I have discussed the speech of Mr. Gatchalian in my previous column (see https://www.bworldonline.com/power-security-and-competition/). Dr. Kokkoris’ lecture I found too general and a reiteration of what many people in the audience would probably understand and advocate. Like the advantages of a competitive market over a monopoly/oligopoly market structure.
There were five reactors to his talk and all were highly knowledgeable on competition issues: Department of Trade and Industry Undersecretary for Competitiveness and Innovation Group, Rafaelita Aldaba; World Bank Senior Economist Graciela Miralles Murciego; RCBC Executive Vice-President Lito Villanueva; Indonesia Competition Commission’s Mochammad Hendry Setyawan; and University of Hong Kong’s Professor Thomas Cheng. They all have contributed specific observations on the progress or limitations of competition in their respective areas and economies. Thanks to the PCC for organizing such a big international forum.

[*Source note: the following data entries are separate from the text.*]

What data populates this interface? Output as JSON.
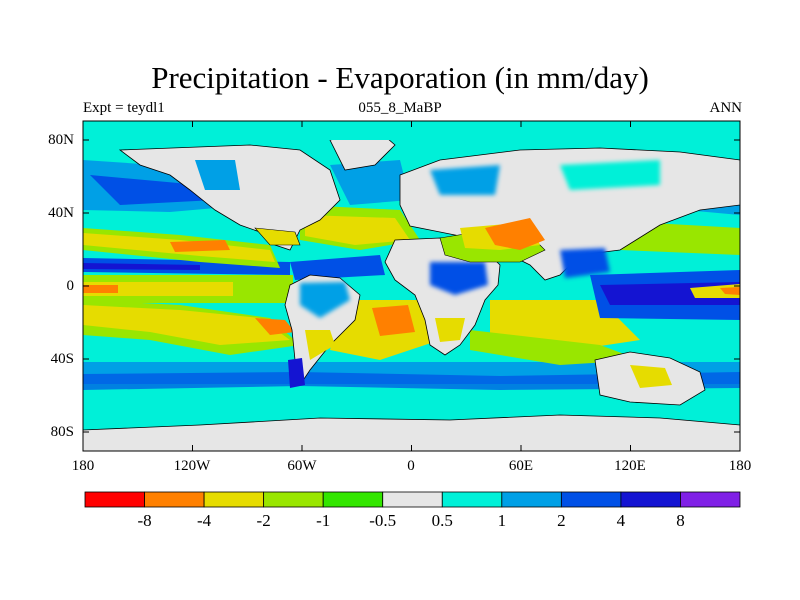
{
  "title": "Precipitation - Evaporation (in mm/day)",
  "subtitle_left": "Expt = teydl1",
  "subtitle_center": "055_8_MaBP",
  "subtitle_right": "ANN",
  "lat_ticks": [
    "80N",
    "40N",
    "0",
    "40S",
    "80S"
  ],
  "lon_ticks": [
    "180",
    "120W",
    "60W",
    "0",
    "60E",
    "120E",
    "180"
  ],
  "colorbar": {
    "colors": [
      "#ff0000",
      "#ff8000",
      "#e6dc00",
      "#99e600",
      "#33e600",
      "#e6e6e6",
      "#00f0d8",
      "#00a0e6",
      "#0050e6",
      "#1414d2",
      "#8020e6"
    ],
    "labels": [
      "-8",
      "-4",
      "-2",
      "-1",
      "-0.5",
      "0.5",
      "1",
      "2",
      "4",
      "8"
    ]
  }
}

Of course the PCC is helpless in implementing competition in sectors where government itself is the creator of monopolies and oligopolies via Congressional franchise, agency franchise, or local government units (LGUs) franchise. For example, the National Grid Corporation of the Philippines (NGCP) is the only national monopoly in the country and it was created by a Congress franchise. Airline routes are given by Civil Aeronautics Board, shipping routes are given by the Maritime Industry Authority (better known as Marina), busline or jeepney routes are given by the Land Transportation Franchising and Regulatory Board, tricycle routes are given by local government units.

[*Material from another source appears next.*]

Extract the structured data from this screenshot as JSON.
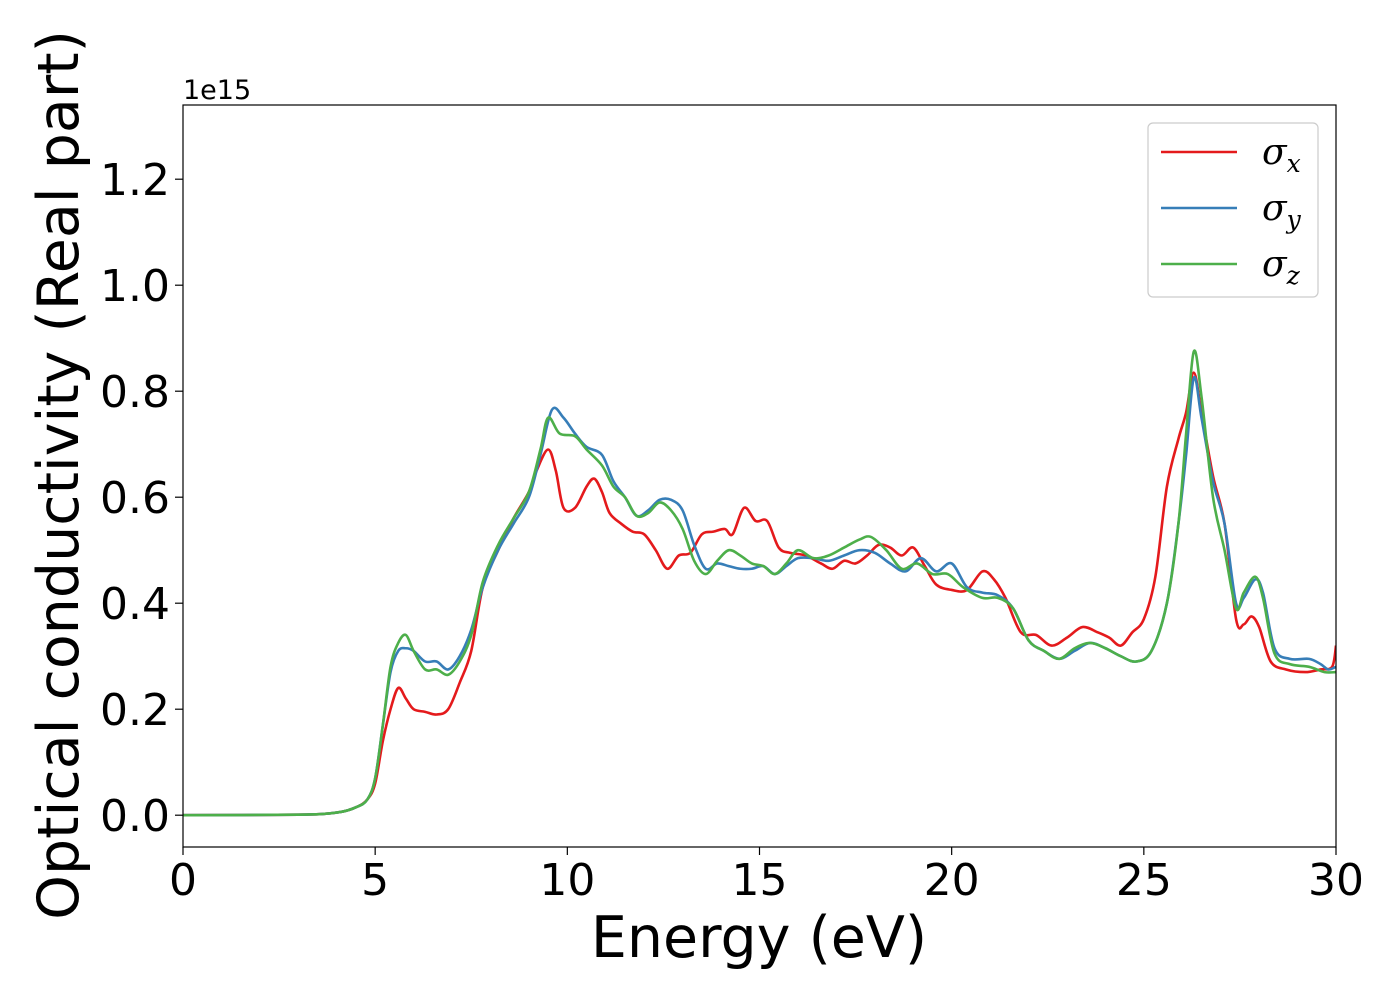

A weird thing in the country now is the insistence by the Department of Health (DoH) to impose another round of drug price controls. Price and brand competition is healthy for the companies, patients, hospitals, and physicians. People are given choices whether to buy more expensive but well-known and effective brands or cheaper but lesser well-known brands and generics.
Forcing price controls — removing the higher prices for certain brands — will narrow the choices and competition to medium- to lower-price ranges. Then better-known disease-killer brands will be discouraged from selling while those that are already selling cheap will be forced to sell even cheaper and face possible bankruptcy.
Competition is better done by sellers as they receive price signals from the public, not by government bureaucracies and politicians. What products or brands to patronize are better done by the consumers, patients and their healthcare providers, not by government bureaucracies.
Bienvenido S. Oplas, Jr. is the president of Minimal Government Thinkers.